Low volume ED, 3-yr academic program that has been around since early '80's. Full staffed hospital with virtually every consult service around. T-sheet documentation system in ED. A mildly frustrating computer system (only important on off-service months). Off-service rotations at University hospital and VA. Lots of transplanted New Yorkers as ED faculty (from Chair). Chair is boarded in EM and IM (as is PD). PD is likely leaving, but it's because his wife has finished her surgical fellowship and she will likely not find a lucrative job in Arkansas, not because the PD doesn't like or believe in the program.
Residents are happy and easy to get along with. Protected lecture time every Thursday- 5 hours. One lecture is reading quizzes so that Tintanalli is read x2 during residency. Accredited program so you learn the basics just like everywhere else. Constant peds exposure vs blocked exposure as you cover shifts at Arkansas Children's Hospital during the year (for those who don't know, ACH is a pretty darn good hospital... remember that ICU special on ABC about the pediatric CT surgeon and the peds cardiologists, that was ACH).

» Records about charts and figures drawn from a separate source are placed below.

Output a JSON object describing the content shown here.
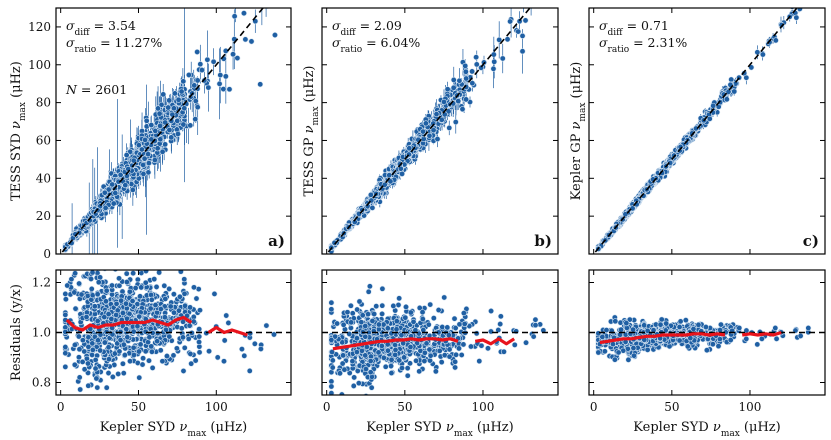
{
  "chart_data": [
    {
      "id": "a",
      "type": "scatter",
      "panel_label": "a)",
      "ylabel": "TESS SYD ν_max (μHz)",
      "xlabel": "",
      "xlim": [
        -3,
        148
      ],
      "ylim": [
        0,
        130
      ],
      "yticks": [
        "0",
        "20",
        "40",
        "60",
        "80",
        "100",
        "120"
      ],
      "annotations": [
        "σ_diff = 3.54",
        "σ_ratio = 11.27%",
        "N = 2601"
      ],
      "sigma_diff": 3.54,
      "sigma_ratio_pct": 11.27,
      "n_stars": 2601,
      "scatter_frac": 0.12,
      "reference_line": "y = x",
      "has_error_bars": true
    },
    {
      "id": "b",
      "type": "scatter",
      "panel_label": "b)",
      "ylabel": "TESS GP ν_max (μHz)",
      "xlabel": "",
      "xlim": [
        -3,
        148
      ],
      "ylim": [
        0,
        130
      ],
      "annotations": [
        "σ_diff = 2.09",
        "σ_ratio = 6.04%"
      ],
      "sigma_diff": 2.09,
      "sigma_ratio_pct": 6.04,
      "scatter_frac": 0.06,
      "reference_line": "y = x",
      "has_error_bars": true
    },
    {
      "id": "c",
      "type": "scatter",
      "panel_label": "c)",
      "ylabel": "Kepler GP ν_max (μHz)",
      "xlabel": "",
      "xlim": [
        -3,
        148
      ],
      "ylim": [
        0,
        130
      ],
      "annotations": [
        "σ_diff = 0.71",
        "σ_ratio = 2.31%"
      ],
      "sigma_diff": 0.71,
      "sigma_ratio_pct": 2.31,
      "scatter_frac": 0.023,
      "reference_line": "y = x",
      "has_error_bars": true
    },
    {
      "id": "res_a",
      "type": "scatter",
      "ylabel": "Residuals (y/x)",
      "xlabel": "Kepler SYD ν_max (μHz)",
      "xlim": [
        -3,
        148
      ],
      "ylim": [
        0.75,
        1.25
      ],
      "yticks": [
        "0.8",
        "1.0",
        "1.2"
      ],
      "xticks": [
        "0",
        "50",
        "100"
      ],
      "reference_line": "y = 1",
      "scatter_sd": 0.095,
      "running_median": {
        "x": [
          4,
          9,
          14,
          19,
          24,
          29,
          34,
          39,
          44,
          49,
          54,
          59,
          64,
          69,
          74,
          79,
          84,
          null,
          95,
          100,
          105,
          110,
          115,
          120
        ],
        "y": [
          1.05,
          1.02,
          1.01,
          1.03,
          1.02,
          1.03,
          1.03,
          1.04,
          1.04,
          1.04,
          1.04,
          1.05,
          1.04,
          1.03,
          1.05,
          1.06,
          1.04,
          null,
          1.0,
          1.02,
          1.0,
          1.01,
          1.0,
          0.99
        ]
      }
    },
    {
      "id": "res_b",
      "type": "scatter",
      "ylabel": "",
      "xlabel": "Kepler SYD ν_max (μHz)",
      "xlim": [
        -3,
        148
      ],
      "ylim": [
        0.75,
        1.25
      ],
      "xticks": [
        "0",
        "50",
        "100"
      ],
      "reference_line": "y = 1",
      "scatter_sd": 0.06,
      "running_median": {
        "x": [
          4,
          9,
          14,
          19,
          24,
          29,
          34,
          39,
          44,
          49,
          54,
          59,
          64,
          69,
          74,
          79,
          84,
          null,
          95,
          100,
          105,
          110,
          115,
          120
        ],
        "y": [
          0.935,
          0.94,
          0.945,
          0.95,
          0.955,
          0.96,
          0.965,
          0.965,
          0.97,
          0.97,
          0.975,
          0.97,
          0.975,
          0.975,
          0.97,
          0.975,
          0.965,
          null,
          0.965,
          0.97,
          0.955,
          0.975,
          0.955,
          0.975
        ]
      }
    },
    {
      "id": "res_c",
      "type": "scatter",
      "ylabel": "",
      "xlabel": "Kepler SYD ν_max (μHz)",
      "xlim": [
        -3,
        148
      ],
      "ylim": [
        0.75,
        1.25
      ],
      "xticks": [
        "0",
        "50",
        "100"
      ],
      "reference_line": "y = 1",
      "scatter_sd": 0.025,
      "running_median": {
        "x": [
          4,
          9,
          14,
          19,
          24,
          29,
          34,
          39,
          44,
          49,
          54,
          59,
          64,
          69,
          74,
          79,
          84,
          null,
          95,
          100,
          105,
          110,
          115,
          120
        ],
        "y": [
          0.96,
          0.965,
          0.97,
          0.975,
          0.975,
          0.98,
          0.985,
          0.985,
          0.99,
          0.99,
          0.99,
          0.99,
          0.995,
          0.995,
          0.99,
          0.995,
          0.99,
          null,
          0.99,
          0.995,
          0.99,
          0.995,
          0.99,
          1.0
        ]
      }
    }
  ],
  "colors": {
    "point_fill": "#1f5fa3",
    "point_edge": "#d8e6f3",
    "errorbar": "#1f5fa3",
    "running_median": "#e8141c",
    "reference_line": "#000000"
  }
}
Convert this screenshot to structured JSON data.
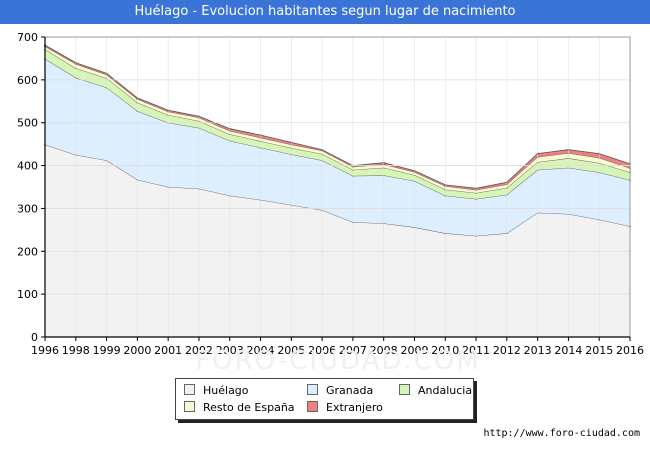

Patients tend to be poorly compliant. Lots of HTN, DM, I think half of Arkansas smokes, Little Rock has fair number of HIV cases.
Arkansas has great hiking, biking, fishing, duck and deer hunting. Low cost of living. Little Rock used to be a gang capital, but reputation is improving and homicide rate is far below larger cities. You still see a decent number of knife and gunners.
Drawbacks... Its Arkansas. Most people think its a bit too country. Not a great deal to do in Little Rock. Pretty low volume ED, but tend to have fairly high acuity. ED tends to close to traffic a lot because of higher ICU admission than other places.
Any other questions and I can probably answer it.